C'est là le paradoxe ?
O.M. : Oui, c'est un cercle vicieux dans lequel il faut éviter de tomber.
Emilie Delorme : Que notre société traverse une période de crises et se trouve dans un état de fragilisation extrême est une certitude. Ces coupes budgétaires, radicales et souvent inexplicables, me paraissent être des décisions d'un autre temps. Le secteur culturel est à vif, les tribunes se multiplient par typologie de structures qui sont inquiètes pour leur avenir. Les collectivités territoriales doivent être plus présentes que jamais, continuer de jouer leur rôle pour penser des solutions à l’échelle des territoires et ainsi en favoriser la cohésion.
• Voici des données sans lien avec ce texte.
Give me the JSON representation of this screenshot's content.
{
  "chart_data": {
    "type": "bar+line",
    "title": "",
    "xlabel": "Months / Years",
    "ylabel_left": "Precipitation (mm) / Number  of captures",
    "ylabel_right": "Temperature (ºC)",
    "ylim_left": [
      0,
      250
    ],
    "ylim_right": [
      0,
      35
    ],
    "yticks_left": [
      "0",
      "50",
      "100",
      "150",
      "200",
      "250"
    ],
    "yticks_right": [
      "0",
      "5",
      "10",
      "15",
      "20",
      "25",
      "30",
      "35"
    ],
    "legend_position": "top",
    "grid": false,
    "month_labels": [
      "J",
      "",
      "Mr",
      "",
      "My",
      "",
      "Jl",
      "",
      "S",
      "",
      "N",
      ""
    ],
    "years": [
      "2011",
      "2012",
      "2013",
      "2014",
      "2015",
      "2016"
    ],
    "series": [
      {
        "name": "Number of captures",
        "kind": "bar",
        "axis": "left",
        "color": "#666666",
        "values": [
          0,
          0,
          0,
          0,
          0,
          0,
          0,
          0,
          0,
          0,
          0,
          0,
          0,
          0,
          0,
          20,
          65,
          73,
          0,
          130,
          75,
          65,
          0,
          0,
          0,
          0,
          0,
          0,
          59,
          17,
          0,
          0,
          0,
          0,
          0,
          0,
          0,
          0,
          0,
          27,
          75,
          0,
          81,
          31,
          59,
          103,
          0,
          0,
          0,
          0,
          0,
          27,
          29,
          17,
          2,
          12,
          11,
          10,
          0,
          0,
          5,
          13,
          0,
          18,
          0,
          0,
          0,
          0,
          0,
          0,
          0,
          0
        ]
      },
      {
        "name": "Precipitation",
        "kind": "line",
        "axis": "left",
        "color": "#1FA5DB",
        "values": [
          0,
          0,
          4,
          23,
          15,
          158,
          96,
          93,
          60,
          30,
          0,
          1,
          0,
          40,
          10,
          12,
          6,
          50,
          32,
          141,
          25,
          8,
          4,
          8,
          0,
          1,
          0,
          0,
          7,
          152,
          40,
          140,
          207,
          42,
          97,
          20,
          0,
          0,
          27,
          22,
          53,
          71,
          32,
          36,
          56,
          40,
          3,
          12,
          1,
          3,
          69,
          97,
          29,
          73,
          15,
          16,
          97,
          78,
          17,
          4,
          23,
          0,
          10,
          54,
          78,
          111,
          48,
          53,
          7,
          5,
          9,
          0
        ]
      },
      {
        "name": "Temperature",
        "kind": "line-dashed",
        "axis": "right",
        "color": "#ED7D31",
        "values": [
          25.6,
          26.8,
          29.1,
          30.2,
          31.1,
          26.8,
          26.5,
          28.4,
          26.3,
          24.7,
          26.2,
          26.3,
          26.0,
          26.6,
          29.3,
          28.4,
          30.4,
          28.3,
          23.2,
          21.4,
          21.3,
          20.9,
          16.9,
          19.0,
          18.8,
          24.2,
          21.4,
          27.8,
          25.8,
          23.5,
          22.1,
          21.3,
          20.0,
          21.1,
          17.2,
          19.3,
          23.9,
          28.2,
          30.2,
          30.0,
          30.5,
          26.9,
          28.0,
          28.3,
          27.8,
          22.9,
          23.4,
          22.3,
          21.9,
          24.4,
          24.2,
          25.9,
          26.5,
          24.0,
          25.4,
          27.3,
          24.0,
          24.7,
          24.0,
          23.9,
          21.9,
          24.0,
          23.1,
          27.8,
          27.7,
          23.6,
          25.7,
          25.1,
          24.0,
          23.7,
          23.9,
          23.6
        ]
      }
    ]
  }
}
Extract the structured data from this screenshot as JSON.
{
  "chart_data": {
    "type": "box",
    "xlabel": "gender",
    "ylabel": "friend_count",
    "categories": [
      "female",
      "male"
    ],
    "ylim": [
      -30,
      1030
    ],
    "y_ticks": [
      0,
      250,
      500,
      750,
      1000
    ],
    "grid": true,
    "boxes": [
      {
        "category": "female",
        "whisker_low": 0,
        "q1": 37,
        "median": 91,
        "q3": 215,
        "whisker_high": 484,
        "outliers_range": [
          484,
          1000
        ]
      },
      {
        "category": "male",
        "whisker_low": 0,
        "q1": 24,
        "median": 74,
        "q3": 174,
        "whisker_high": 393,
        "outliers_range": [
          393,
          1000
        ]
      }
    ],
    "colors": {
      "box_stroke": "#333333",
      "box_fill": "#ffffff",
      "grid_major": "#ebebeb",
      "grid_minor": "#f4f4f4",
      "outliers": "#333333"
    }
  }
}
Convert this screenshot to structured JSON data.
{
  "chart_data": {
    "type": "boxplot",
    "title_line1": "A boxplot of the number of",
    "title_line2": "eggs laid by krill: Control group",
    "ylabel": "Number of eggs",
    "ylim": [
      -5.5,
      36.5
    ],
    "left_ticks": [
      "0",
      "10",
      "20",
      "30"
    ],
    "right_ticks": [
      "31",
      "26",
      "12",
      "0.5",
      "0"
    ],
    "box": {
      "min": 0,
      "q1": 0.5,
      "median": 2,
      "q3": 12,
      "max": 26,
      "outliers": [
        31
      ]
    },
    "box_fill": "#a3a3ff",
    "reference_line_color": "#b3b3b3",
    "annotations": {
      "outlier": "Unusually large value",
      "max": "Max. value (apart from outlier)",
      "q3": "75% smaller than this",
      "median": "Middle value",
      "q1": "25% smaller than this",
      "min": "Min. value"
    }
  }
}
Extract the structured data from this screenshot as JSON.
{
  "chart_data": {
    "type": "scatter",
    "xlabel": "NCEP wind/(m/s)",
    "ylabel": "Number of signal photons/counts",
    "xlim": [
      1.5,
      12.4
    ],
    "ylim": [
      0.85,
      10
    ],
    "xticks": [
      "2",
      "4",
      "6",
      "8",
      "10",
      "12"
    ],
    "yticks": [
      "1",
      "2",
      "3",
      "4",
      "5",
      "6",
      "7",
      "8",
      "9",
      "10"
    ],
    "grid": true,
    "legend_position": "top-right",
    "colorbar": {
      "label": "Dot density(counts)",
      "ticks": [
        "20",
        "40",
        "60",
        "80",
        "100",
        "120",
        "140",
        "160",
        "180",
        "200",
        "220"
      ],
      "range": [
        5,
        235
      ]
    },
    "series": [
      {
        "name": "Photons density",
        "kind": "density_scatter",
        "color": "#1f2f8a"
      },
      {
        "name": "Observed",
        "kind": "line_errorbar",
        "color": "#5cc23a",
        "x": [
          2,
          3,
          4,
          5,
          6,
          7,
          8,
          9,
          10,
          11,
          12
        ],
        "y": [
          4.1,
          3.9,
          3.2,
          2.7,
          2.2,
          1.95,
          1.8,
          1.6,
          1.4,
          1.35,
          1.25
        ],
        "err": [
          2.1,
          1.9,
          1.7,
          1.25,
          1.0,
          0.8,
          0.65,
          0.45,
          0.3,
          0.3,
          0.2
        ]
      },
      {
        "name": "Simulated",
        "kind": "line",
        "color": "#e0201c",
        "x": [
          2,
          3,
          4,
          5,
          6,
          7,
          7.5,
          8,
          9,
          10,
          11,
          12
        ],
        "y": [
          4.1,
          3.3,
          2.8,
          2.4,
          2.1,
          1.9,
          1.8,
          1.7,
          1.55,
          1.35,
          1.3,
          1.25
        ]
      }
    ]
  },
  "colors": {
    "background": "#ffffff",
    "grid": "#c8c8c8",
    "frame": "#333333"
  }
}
Quel serait une troisième voie ?
O.M. : Le dialogue et l'écoute. Il faut créer les conditions d'un échange apaisé pour ne jamais céder sur la nécessité de la subvention tout en récréant la confiance avec les tutelles pour transformer nos modes de fonctionnement et coller aux réalités nouvelles de notre monde. Il va nous falloir de plus en plus nous assembler au risque de moins nous singulariser, créer des groupements d'intérêt économique pour apporter des solutions écologiques, des solutions économiques concrètes et inventer un système plus communautaire et solidaire. Je crois que c’est dans la démonstration, dans la proposition de nouveaux modèles que nous sortirons gagnant de cette crise.
E.D : Il ne faudrait pas donner l'illusion que rien ne bouge. Le secteur culturel est d'ores et déjà engagé dans cette transformation. Après tout, la culture n'est que le miroir d'une société tout entière, en mutation. Regardons bien : la crise écologique interroge sur la manière de concilier carrière artistique et convictions personnelles. La transition numérique qui s'est imposée après la pandémie place l'artiste face à une dématérialisation de ses rapports de création. Enfin, les questions de genre et d'identité bousculent nos représentations. Alors, comment s'approprier ces mutations dans une période de contraintes budgétaires et d'inflation ? On peut le voir en opportunité, comme le présente Olivier ; on peut aussi le lire comme une équation difficile qui nécessite des moyens.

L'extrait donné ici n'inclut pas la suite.